Western Mail (Wales) reporter Aled Blake has an article out on the July 13 Sotheby's auction of an exceedingly rare copy of the Shakespeare First Folio. According to early estimates, the copy could fetch as much as £3.5 million (around $6.5 million).
Printed in 1623 in a run of approximately 750 copies, the Folio contains eighteen plays which had never been printed before - meaning without it, there's a decent chance that some of Shakespeare's most famous productions would not have survived (including Julius Caesar, Macbeth, The Tempest, and As You Like It). Only around a third of those copies exist in any form today.
The copy that will be sold Thursday is a very rare complete edition, in nearly pristine condition. The Sotheby's catalogue notes "No other such textually complete copy of the First Folio in a mid-seventeenth-century binding is known to survive in other than institutional hands. ... This copy is further remarkable in that it shows considerable signs of careful reading in the seventeenth century by a contemporary or near contemporary reader, has been seemingly owned since that time by only two persons, Dr William Bates (1625-1699) and Dr Daniel Williams (c. 1643-1716), both Nonconformist divines, and has since 1729 been in the library founded by the second of these - a library which is today of primary importance for the history and study of Nonconformist history and theology. It has therefore the longest uninterrupted ownership of any copy in the world."
The Williams copy is being sold, according to Blake, by the trustees of Dr. Williams' library, "one of the oldest open to the public still conducted on its original benefaction." Library director David Wyckes says of the sale "We believe the sale will enable us to enhance the service we offer our readers and to better develop and conserve our unique collections."
Sotheby's has created a flashy display for the book, which is linked here.
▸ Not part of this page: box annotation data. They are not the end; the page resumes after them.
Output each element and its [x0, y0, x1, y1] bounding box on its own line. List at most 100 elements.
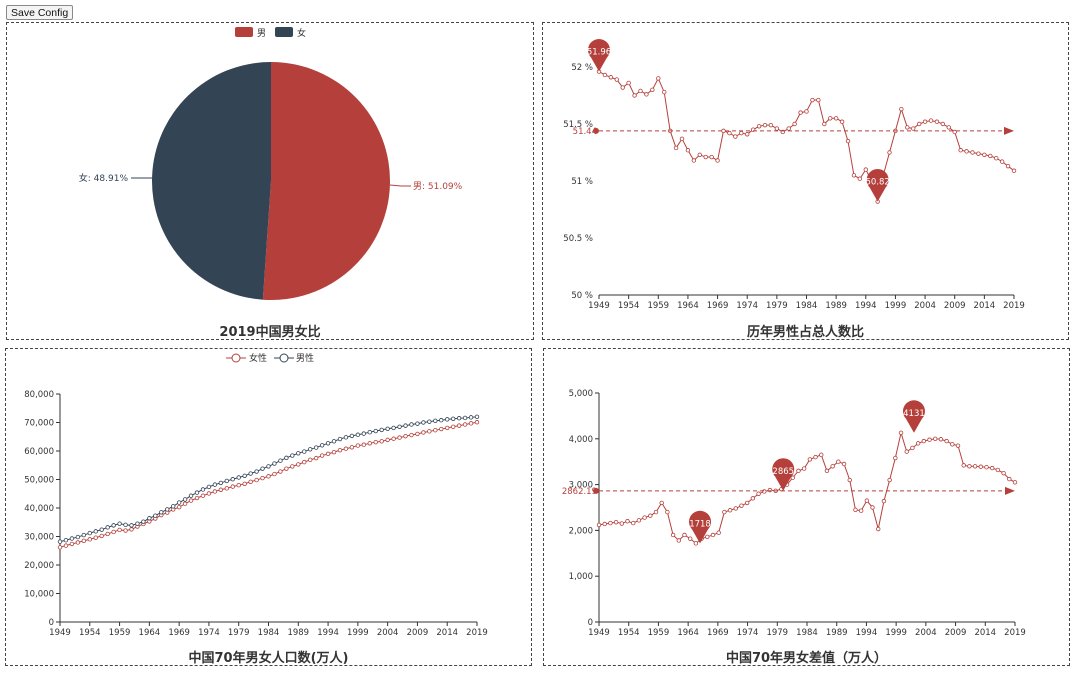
pie-slice-female[interactable]: [151, 62, 271, 300]
population-panel: 女性 男性 1949 1954 1959 1964 1969 1974 1979 1984 19…: [5, 348, 532, 666]
x-tick-label: 2009: [945, 628, 967, 638]
chart-title: 2019中国男女比: [219, 325, 321, 340]
male-ratio-series-point: [982, 152, 987, 157]
female-series-point: [117, 527, 122, 533]
female-series-point: [450, 424, 456, 429]
difference-series-point: [813, 454, 818, 460]
male-ratio-series-point: [887, 150, 892, 155]
legend-swatch-female[interactable]: [275, 27, 293, 37]
avg-line-start: [593, 487, 599, 494]
difference-series-point: [653, 509, 659, 515]
male-ratio-series-point: [638, 88, 643, 94]
x-tick-label: 1994: [317, 628, 339, 638]
male-series-point: [188, 493, 194, 498]
difference-series-point: [972, 464, 978, 469]
female-series-point: [254, 477, 259, 483]
x-tick-label: 1949: [49, 628, 71, 638]
male-series-point: [355, 432, 361, 437]
male-series-point: [379, 427, 384, 433]
female-series-point: [57, 545, 63, 550]
legend-label-male[interactable]: 男性: [296, 352, 314, 364]
female-series-point: [331, 449, 337, 455]
legend-label-female[interactable]: 女: [297, 27, 306, 39]
male-series-point: [313, 445, 319, 450]
legend-swatch-male[interactable]: [235, 27, 253, 37]
male-series-point: [159, 510, 164, 515]
male-series-point: [308, 447, 313, 452]
female-series-point: [284, 466, 289, 471]
chart-title: 历年男性占总人数比: [746, 325, 864, 340]
x-tick-label: 1954: [618, 301, 640, 311]
difference-series-point: [710, 532, 716, 538]
male-series-line: [59, 416, 478, 543]
x-tick-label: 1989: [825, 301, 847, 311]
female-series-point: [415, 431, 420, 437]
save-config-button[interactable]: Save Config: [6, 5, 74, 20]
y-tick-label: 3,000: [569, 481, 593, 491]
male-series-point: [111, 523, 116, 528]
male-series-point: [421, 420, 426, 425]
female-series-point: [409, 432, 414, 438]
female-series-point: [421, 430, 426, 435]
male-ratio-series-point: [976, 151, 981, 156]
x-tick-label: 2019: [1003, 301, 1025, 311]
male-ratio-series-point: [697, 152, 702, 157]
difference-series-point: [790, 475, 795, 480]
difference-series-point: [1001, 470, 1006, 476]
difference-series-point: [596, 522, 602, 528]
female-series-point: [260, 475, 265, 481]
female-series-point: [206, 491, 212, 496]
male-ratio-series-point: [952, 129, 957, 135]
male-ratio-series-point: [899, 106, 904, 112]
legend-label-male[interactable]: 男: [257, 28, 266, 39]
male-ratio-series-point: [786, 126, 791, 131]
male-ratio-series-point: [656, 76, 661, 81]
pin-shape: [866, 168, 889, 202]
female-series-point: [313, 455, 319, 461]
difference-series-point: [938, 437, 944, 442]
female-series-point: [278, 469, 283, 474]
x-tick-label: 2004: [915, 628, 937, 638]
female-series-point: [75, 540, 81, 545]
difference-series-point: [893, 455, 898, 461]
difference-series-point: [950, 442, 955, 447]
pie-slice-male[interactable]: [262, 62, 390, 300]
difference-series-point: [642, 515, 647, 520]
avg-line-start: [593, 127, 599, 134]
difference-series-point: [670, 532, 676, 538]
legend-marker-female[interactable]: [231, 353, 241, 363]
difference-series-point: [602, 521, 607, 527]
female-series-point: [468, 421, 474, 426]
female-series-point: [123, 528, 128, 533]
male-series-point: [278, 458, 283, 463]
difference-series-point: [762, 489, 767, 494]
male-series-point: [337, 436, 343, 442]
difference-series-point: [955, 443, 961, 448]
female-series-point: [474, 420, 480, 425]
difference-series-point: [1012, 480, 1018, 485]
difference-series-line: [598, 430, 1016, 544]
male-ratio-series-point: [768, 122, 774, 128]
male-series-point: [254, 469, 259, 474]
population-legend[interactable]: 女性 男性: [226, 352, 314, 364]
legend-marker-male[interactable]: [279, 353, 289, 363]
legend-label-female[interactable]: 女性: [249, 352, 267, 364]
y-tick-label: 70,000: [24, 419, 54, 429]
difference-series-point: [608, 520, 613, 526]
male-series-point: [206, 484, 212, 490]
male-ratio-series-point: [602, 72, 608, 78]
pie-legend[interactable]: 男 女: [235, 27, 306, 39]
y-tick-label: 80,000: [24, 390, 54, 400]
x-tick-label: 1999: [885, 628, 907, 638]
pin-label: 50.82: [865, 178, 889, 188]
difference-series-point: [727, 508, 733, 513]
male-series-point: [141, 519, 146, 524]
male-ratio-series-point: [851, 173, 857, 178]
male-series-point: [200, 487, 206, 492]
female-series-point: [373, 439, 378, 445]
difference-series-point: [744, 500, 750, 506]
y-tick-label: 4,000: [569, 435, 593, 445]
difference-series-point: [978, 464, 984, 469]
x-tick-label: 1979: [766, 301, 788, 311]
male-ratio-series-point: [970, 150, 975, 155]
It contains a fair number of images, as well as an introduction [pdf] by Professor Stanley Wells, editor of the Oxford Shakespeare and Emeritus Professor of Shakespeare Studies at Birmingham University. You can also browse the full catalogue (the First Folio is Lot 95).
What a beautiful book, and enhanced so by the early annotations and terrific provenance. A rare find indeed. I wish I could find myself in London this week just to catch a glimpse of it!